ボロになるまで、機能的に

企画展、3地域の野良着にスポット

 浅井歴史民俗資料館で明治から昭和にかけ、地元に暮していた人々が着ていた「仕事着」にスポットを当てた企画展が開かれている。モノが無かった時代、暮らしの知恵を生かし、ボロ布になるまで使い果したり、機能性をアップしていった「野良着」の特徴や進化を紹介している。

 仕事着は野良着とも呼ばれ、季節や生活環境、野良仕事などに応じて、動きやすいように各家の女性が手作りしていた。時代の変遷とともに生活様式は変わり、既製品や洋服を着るようになるが、手仕事が減った農家では古着を利活用し、作業しやすいよう袖や丈を加工するなど工夫を凝らした。
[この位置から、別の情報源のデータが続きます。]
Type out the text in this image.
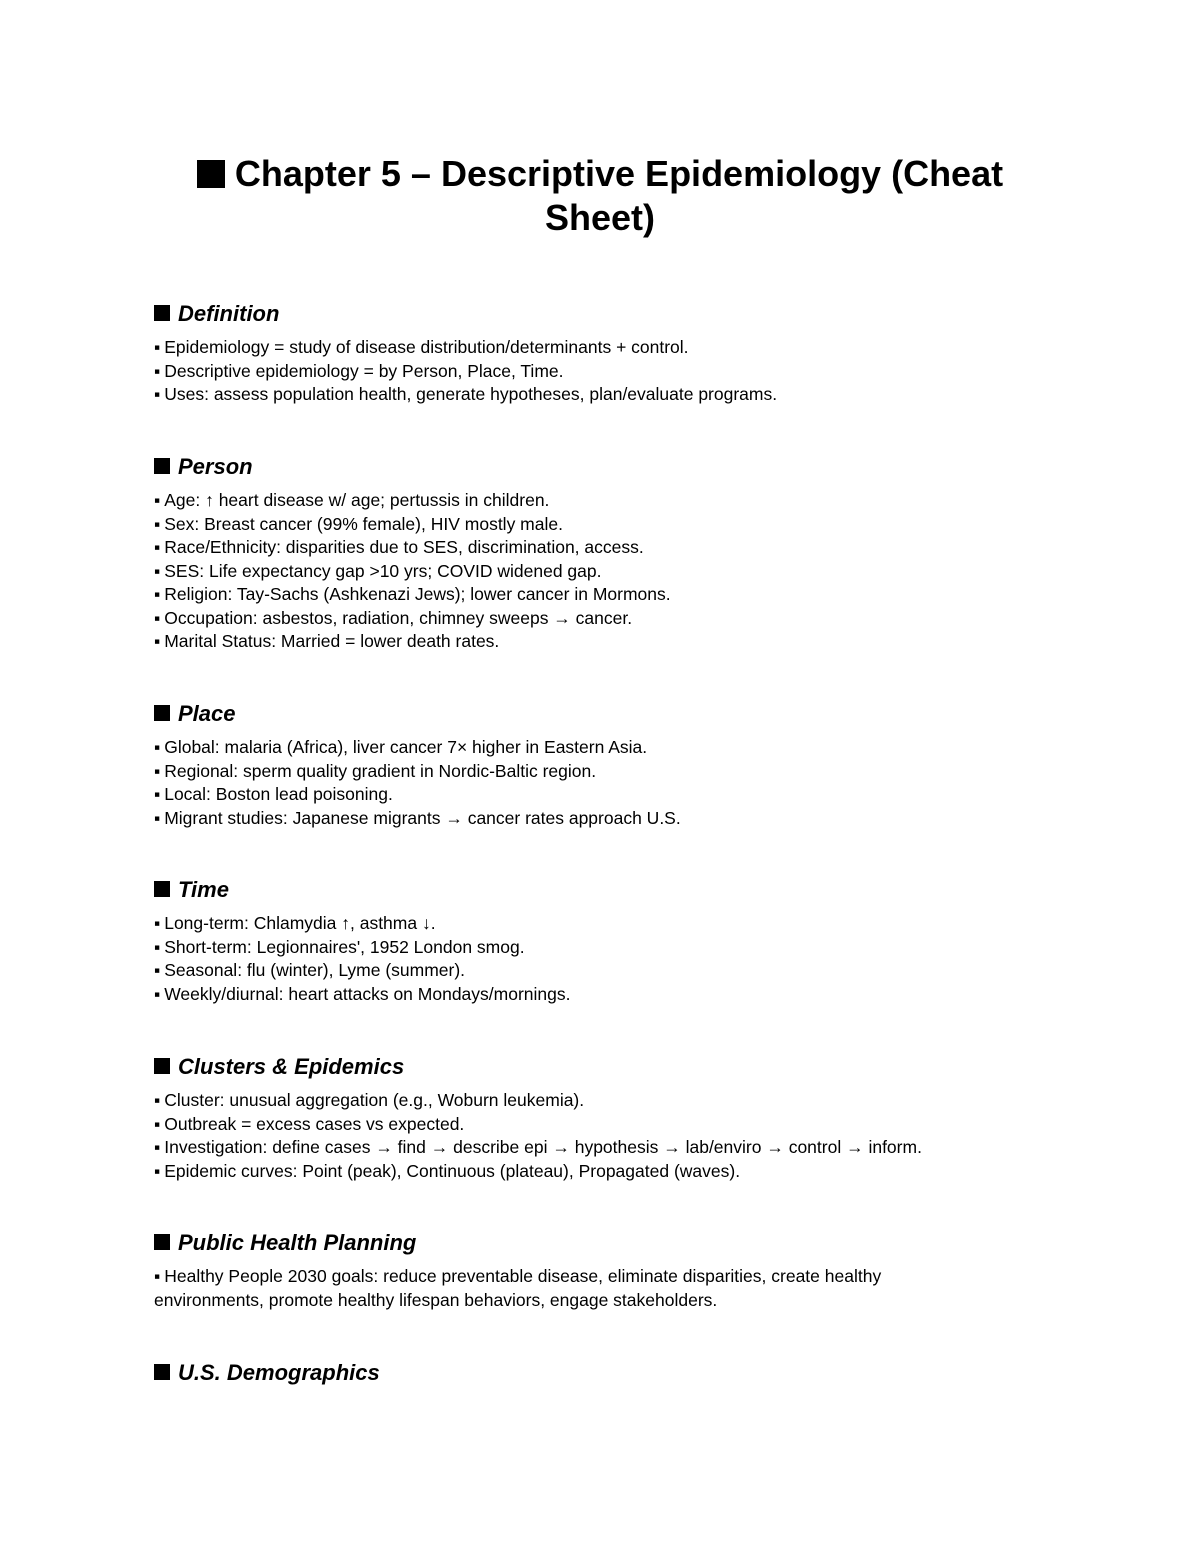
Chapter 5 – Descriptive Epidemiology (Cheat Sheet)
Definition
▪ Epidemiology = study of disease distribution/determinants + control.
▪ Descriptive epidemiology = by Person, Place, Time.
▪ Uses: assess population health, generate hypotheses, plan/evaluate programs.
Person
▪ Age: ↑ heart disease w/ age; pertussis in children.
▪ Sex: Breast cancer (99% female), HIV mostly male.
▪ Race/Ethnicity: disparities due to SES, discrimination, access.
▪ SES: Life expectancy gap >10 yrs; COVID widened gap.
▪ Religion: Tay-Sachs (Ashkenazi Jews); lower cancer in Mormons.
▪ Occupation: asbestos, radiation, chimney sweeps → cancer.
▪ Marital Status: Married = lower death rates.
Place
▪ Global: malaria (Africa), liver cancer 7× higher in Eastern Asia.
▪ Regional: sperm quality gradient in Nordic-Baltic region.
▪ Local: Boston lead poisoning.
▪ Migrant studies: Japanese migrants → cancer rates approach U.S.
Time
▪ Long-term: Chlamydia ↑, asthma ↓.
▪ Short-term: Legionnaires', 1952 London smog.
▪ Seasonal: flu (winter), Lyme (summer).
▪ Weekly/diurnal: heart attacks on Mondays/mornings.
Clusters & Epidemics
▪ Cluster: unusual aggregation (e.g., Woburn leukemia).
▪ Outbreak = excess cases vs expected.
▪ Investigation: define cases → find → describe epi → hypothesis → lab/enviro → control → inform.
▪ Epidemic curves: Point (peak), Continuous (plateau), Propagated (waves).
Public Health Planning
▪ Healthy People 2030 goals: reduce preventable disease, eliminate disparities, create healthy environments, promote healthy lifespan behaviors, engage stakeholders.
U.S. Demographics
 企画展では西浅井、余呉、上草野地域に残っていた仕事着や道具など20点を並べ、その時代や各地域の特徴を見比べることができる。

 西浅井で明治時代に作られた野良着は農作業時に着用。普段着としても大正時代まで使われていた。鯉の口のような形をした細長い筒袖で、田植えの際、袖まくりがしやすいよう短くなっている。展示品は110年間、4代にわたり地元の農家で受け継がれ、大切に保存されていた女物。弱くなった生地には当て布や刺し子がしてあり、穴の開いた部分は繕ってある。
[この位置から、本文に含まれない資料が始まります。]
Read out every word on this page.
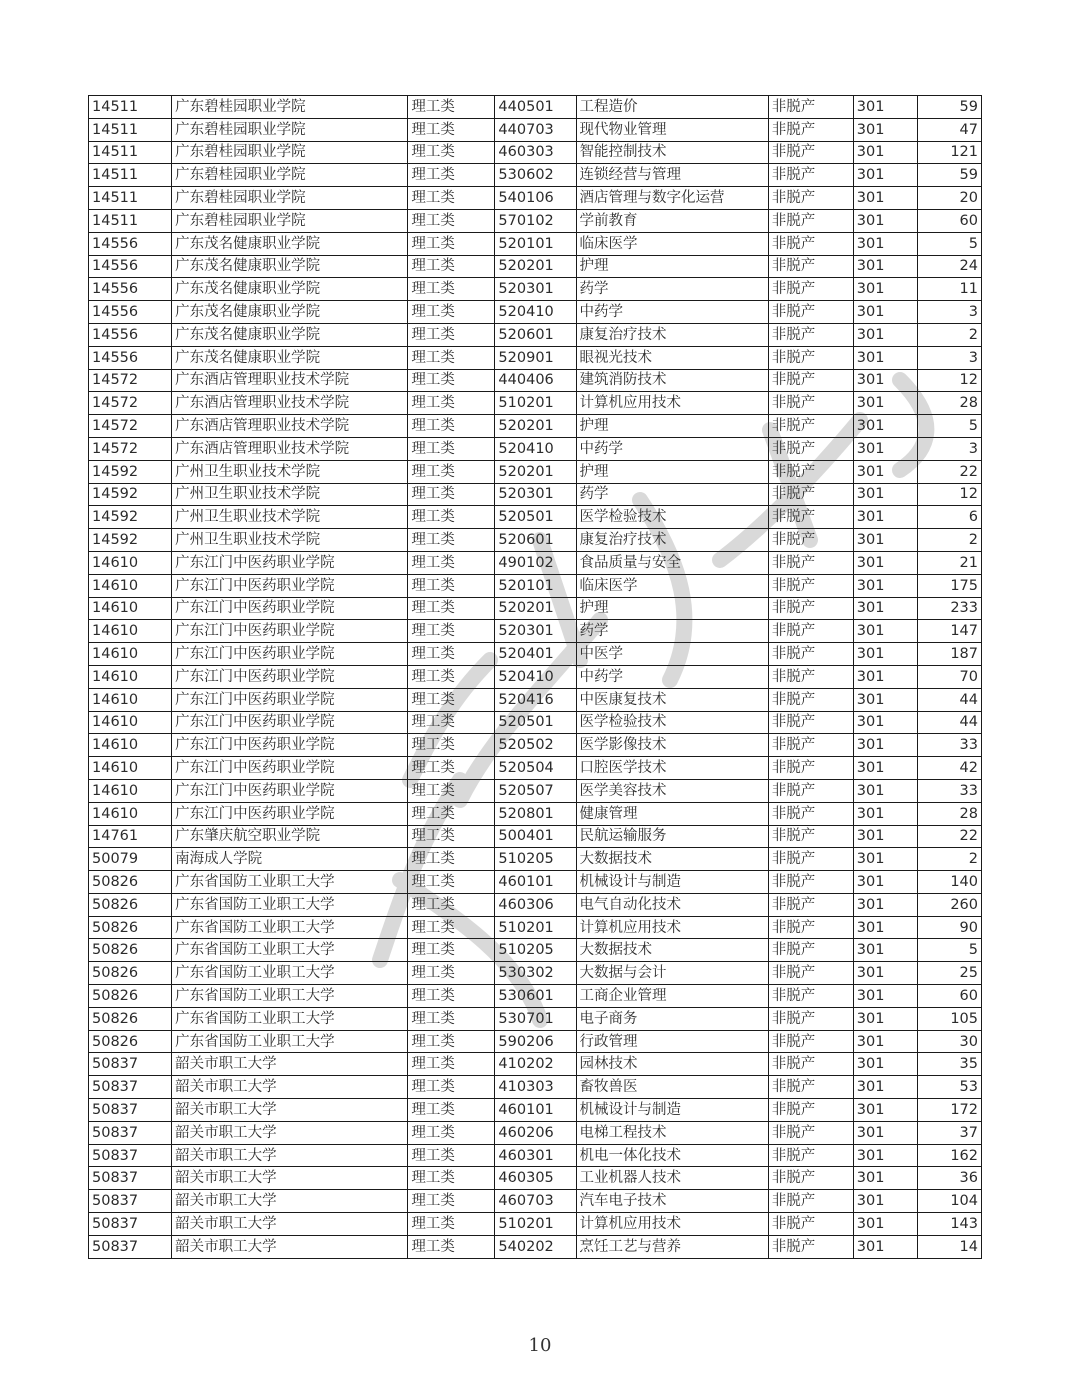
14511	广东碧桂园职业学院	理工类	440501	工程造价	非脱产	301	59
14511	广东碧桂园职业学院	理工类	440703	现代物业管理	非脱产	301	47
14511	广东碧桂园职业学院	理工类	460303	智能控制技术	非脱产	301	121
14511	广东碧桂园职业学院	理工类	530602	连锁经营与管理	非脱产	301	59
14511	广东碧桂园职业学院	理工类	540106	酒店管理与数字化运营	非脱产	301	20
14511	广东碧桂园职业学院	理工类	570102	学前教育	非脱产	301	60
14556	广东茂名健康职业学院	理工类	520101	临床医学	非脱产	301	5
14556	广东茂名健康职业学院	理工类	520201	护理	非脱产	301	24
14556	广东茂名健康职业学院	理工类	520301	药学	非脱产	301	11
14556	广东茂名健康职业学院	理工类	520410	中药学	非脱产	301	3
14556	广东茂名健康职业学院	理工类	520601	康复治疗技术	非脱产	301	2
14556	广东茂名健康职业学院	理工类	520901	眼视光技术	非脱产	301	3
14572	广东酒店管理职业技术学院	理工类	440406	建筑消防技术	非脱产	301	12
14572	广东酒店管理职业技术学院	理工类	510201	计算机应用技术	非脱产	301	28
14572	广东酒店管理职业技术学院	理工类	520201	护理	非脱产	301	5
14572	广东酒店管理职业技术学院	理工类	520410	中药学	非脱产	301	3
14592	广州卫生职业技术学院	理工类	520201	护理	非脱产	301	22
14592	广州卫生职业技术学院	理工类	520301	药学	非脱产	301	12
14592	广州卫生职业技术学院	理工类	520501	医学检验技术	非脱产	301	6
14592	广州卫生职业技术学院	理工类	520601	康复治疗技术	非脱产	301	2
14610	广东江门中医药职业学院	理工类	490102	食品质量与安全	非脱产	301	21
14610	广东江门中医药职业学院	理工类	520101	临床医学	非脱产	301	175
14610	广东江门中医药职业学院	理工类	520201	护理	非脱产	301	233
14610	广东江门中医药职业学院	理工类	520301	药学	非脱产	301	147
14610	广东江门中医药职业学院	理工类	520401	中医学	非脱产	301	187
14610	广东江门中医药职业学院	理工类	520410	中药学	非脱产	301	70
14610	广东江门中医药职业学院	理工类	520416	中医康复技术	非脱产	301	44
14610	广东江门中医药职业学院	理工类	520501	医学检验技术	非脱产	301	44
14610	广东江门中医药职业学院	理工类	520502	医学影像技术	非脱产	301	33
14610	广东江门中医药职业学院	理工类	520504	口腔医学技术	非脱产	301	42
14610	广东江门中医药职业学院	理工类	520507	医学美容技术	非脱产	301	33
14610	广东江门中医药职业学院	理工类	520801	健康管理	非脱产	301	28
14761	广东肇庆航空职业学院	理工类	500401	民航运输服务	非脱产	301	22
50079	南海成人学院	理工类	510205	大数据技术	非脱产	301	2
50826	广东省国防工业职工大学	理工类	460101	机械设计与制造	非脱产	301	140
50826	广东省国防工业职工大学	理工类	460306	电气自动化技术	非脱产	301	260
50826	广东省国防工业职工大学	理工类	510201	计算机应用技术	非脱产	301	90
50826	广东省国防工业职工大学	理工类	510205	大数据技术	非脱产	301	5
50826	广东省国防工业职工大学	理工类	530302	大数据与会计	非脱产	301	25
50826	广东省国防工业职工大学	理工类	530601	工商企业管理	非脱产	301	60
50826	广东省国防工业职工大学	理工类	530701	电子商务	非脱产	301	105
50826	广东省国防工业职工大学	理工类	590206	行政管理	非脱产	301	30
50837	韶关市职工大学	理工类	410202	园林技术	非脱产	301	35
50837	韶关市职工大学	理工类	410303	畜牧兽医	非脱产	301	53
50837	韶关市职工大学	理工类	460101	机械设计与制造	非脱产	301	172
50837	韶关市职工大学	理工类	460206	电梯工程技术	非脱产	301	37
50837	韶关市职工大学	理工类	460301	机电一体化技术	非脱产	301	162
50837	韶关市职工大学	理工类	460305	工业机器人技术	非脱产	301	36
50837	韶关市职工大学	理工类	460703	汽车电子技术	非脱产	301	104
50837	韶关市职工大学	理工类	510201	计算机应用技术	非脱产	301	143
50837	韶关市职工大学	理工类	540202	烹饪工艺与营养	非脱产	301	14
10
 余呉で夏、山に柴刈りにゆく時、着た上衣が「シャックリ」。「サヤックリ」とも呼ばれ、名前の由来は「裂織」。横糸には使い古しのボロ布を再利用している。生地に厚みがあったため、柴を担いでも背中が痛くなかった。

 資料館は「古い仕事着を保管している家庭は極めて少なく、実物に接する機会もない。何とか今日まで保存してくださった人たちがいたおかげで、企画展が開催することができた」と話している。

 午前9時から午後5時、2月28日まで。入館料は一般300円。月曜、2月12日、24日休館。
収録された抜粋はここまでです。